Ein versteckter Hinweis, daß es sein Admiral gewesen war, der sie verloren hatte. Aber Haven hütete sich, seine wahren Gefühle zu offenbaren.

«Wer führt die letzte Arbeitsgruppe an?»

Haven überflog eine Liste.»Der Erste Leutnant, Sir Richard.»

Nach ihrem kürzlichen Zusammenstoß nannte er ihn immer bei seinem Titel. Bolitho schwenkte den Wein im Glas. Gut denn, wenn er es so haben wollte? Haven war ein Narr, er hätte wissen sollen, daß sein Admiral wie jeder andere Flaggoffizier seine Karriere fördern oder zerstören konnte. Oder war das seine Art, Bolithos Sinn für Fairneß auszunutzen?

Yovell schaute über seine Stahlbrille.»Bitte um Verzeihung, Sir Richard, aber soll die Order an die Obdurate in diesem Wortlaut abgehen?»

Bolitho lächelte schwach.»Sie soll. «Er brauchte ihn nicht daran zu erinnern. Der Text lautete kurz und bündig:»Es wird Ihnen dringend befohlen, sofort auslaufbereit zu sein!»

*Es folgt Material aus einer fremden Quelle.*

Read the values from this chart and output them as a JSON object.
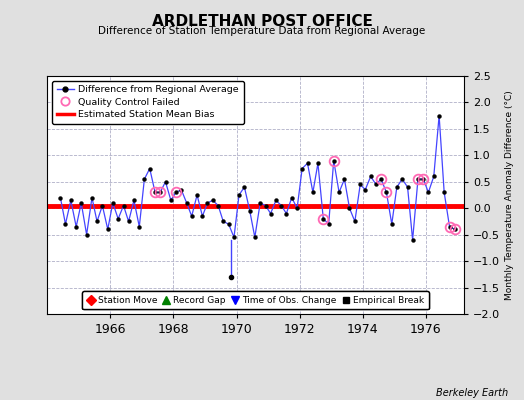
{
  "title": "ARDLETHAN POST OFFICE",
  "subtitle": "Difference of Station Temperature Data from Regional Average",
  "ylabel": "Monthly Temperature Anomaly Difference (°C)",
  "xlabel_ticks": [
    1966,
    1968,
    1970,
    1972,
    1974,
    1976
  ],
  "ylim": [
    -2.0,
    2.5
  ],
  "yticks": [
    -2,
    -1.5,
    -1,
    -0.5,
    0,
    0.5,
    1,
    1.5,
    2,
    2.5
  ],
  "mean_bias": 0.05,
  "line_color": "#4444ff",
  "bias_color": "red",
  "qc_color": "#ff69b4",
  "background_color": "#e0e0e0",
  "plot_bg_color": "#ffffff",
  "grid_color": "#b0b0c8",
  "marker_color": "black",
  "time_obs_change_x": 1969.83,
  "time_obs_change_y_top": -0.6,
  "time_obs_change_y_bot": -1.3,
  "berkeley_earth_label": "Berkeley Earth",
  "years": [
    1964.42,
    1964.58,
    1964.75,
    1964.92,
    1965.08,
    1965.25,
    1965.42,
    1965.58,
    1965.75,
    1965.92,
    1966.08,
    1966.25,
    1966.42,
    1966.58,
    1966.75,
    1966.92,
    1967.08,
    1967.25,
    1967.42,
    1967.58,
    1967.75,
    1967.92,
    1968.08,
    1968.25,
    1968.42,
    1968.58,
    1968.75,
    1968.92,
    1969.08,
    1969.25,
    1969.42,
    1969.58,
    1969.75,
    1969.92,
    1970.08,
    1970.25,
    1970.42,
    1970.58,
    1970.75,
    1970.92,
    1971.08,
    1971.25,
    1971.42,
    1971.58,
    1971.75,
    1971.92,
    1972.08,
    1972.25,
    1972.42,
    1972.58,
    1972.75,
    1972.92,
    1973.08,
    1973.25,
    1973.42,
    1973.58,
    1973.75,
    1973.92,
    1974.08,
    1974.25,
    1974.42,
    1974.58,
    1974.75,
    1974.92,
    1975.08,
    1975.25,
    1975.42,
    1975.58,
    1975.75,
    1975.92,
    1976.08,
    1976.25,
    1976.42,
    1976.58,
    1976.75,
    1976.92
  ],
  "values": [
    0.2,
    -0.3,
    0.15,
    -0.35,
    0.1,
    -0.5,
    0.2,
    -0.25,
    0.05,
    -0.4,
    0.1,
    -0.2,
    0.05,
    -0.25,
    0.15,
    -0.35,
    0.55,
    0.75,
    0.3,
    0.3,
    0.5,
    0.15,
    0.3,
    0.35,
    0.1,
    -0.15,
    0.25,
    -0.15,
    0.1,
    0.15,
    0.05,
    -0.25,
    -0.3,
    -0.55,
    0.25,
    0.4,
    -0.05,
    -0.55,
    0.1,
    0.05,
    -0.1,
    0.15,
    0.05,
    -0.1,
    0.2,
    0.0,
    0.75,
    0.85,
    0.3,
    0.85,
    -0.2,
    -0.3,
    0.9,
    0.3,
    0.55,
    0.0,
    -0.25,
    0.45,
    0.35,
    0.6,
    0.45,
    0.55,
    0.3,
    -0.3,
    0.4,
    0.55,
    0.4,
    -0.6,
    0.55,
    0.55,
    0.3,
    0.6,
    1.75,
    0.3,
    -0.35,
    -0.4
  ],
  "qc_failed_x": [
    1967.42,
    1967.58,
    1968.08,
    1972.75,
    1973.08,
    1974.58,
    1974.75,
    1975.75,
    1975.92,
    1976.75,
    1976.92
  ],
  "qc_failed_y": [
    0.3,
    0.3,
    0.3,
    -0.2,
    0.9,
    0.55,
    0.3,
    0.55,
    0.55,
    -0.35,
    -0.4
  ]
}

Kapitän Robert Thynne, der Kommandant ihres einzigen Vierundsiebzigers, mochte denken, was er wollte. Aber die

Obdurate wurde jetzt mehr denn je gebraucht. Die Fahrzeuge mit dem spanischen Schatz waren durch die gefährlichen Gewässer zu eskortieren, bis sie auf Sir Peter Folliots Geschwader stießen oder genügend freien Seeraum erreicht hatten, um für sich selbst zu sorgen. Bolitho hätte lieber gewartet, bis sein eigenes kleines Geschwader eintraf, aber der Wetterumschlag verzögerte dies.

Er trat beiseite und massierte im milden Licht der Laternen sein Auge. Seit dem törichten Test mit dem Sonnenlicht schmerzte es. Oder bildete er sich das bloß ein? Jedenfalls war er froh, wieder an Bord seines alten Schiffes zu sein. Somervell hatte das angedeutet, als Bolitho sich verabschiedete.

Der Generalinspekteur hatte erklärt, daß auch er und seine Frau nach dem Abgang des Goldtransports die Insel verlassen würden. An Bord eines großen Indienfahrers, den man täglich erwartete. Persönlicher Komfort wurde bei Somervell großgeschrieben. Bolitho bekam die andere Seite des Mannes zu sehen, als er ihn bat:»Ich würde mich gern auch von Lady Somervell verabschieden.»

«Unmöglich. Sie ist nicht mehr hier. «Somervell war seinem Blick herausfordernd begegnet. Bolitho konnte sich gut vorstellen, wie die gleichen kalten Augen bei Tagesanbruch über den Lauf einer Duellpistole zielten. Allerdings wußte man, daß er für derartige Abrechnungen den Degen vorzog.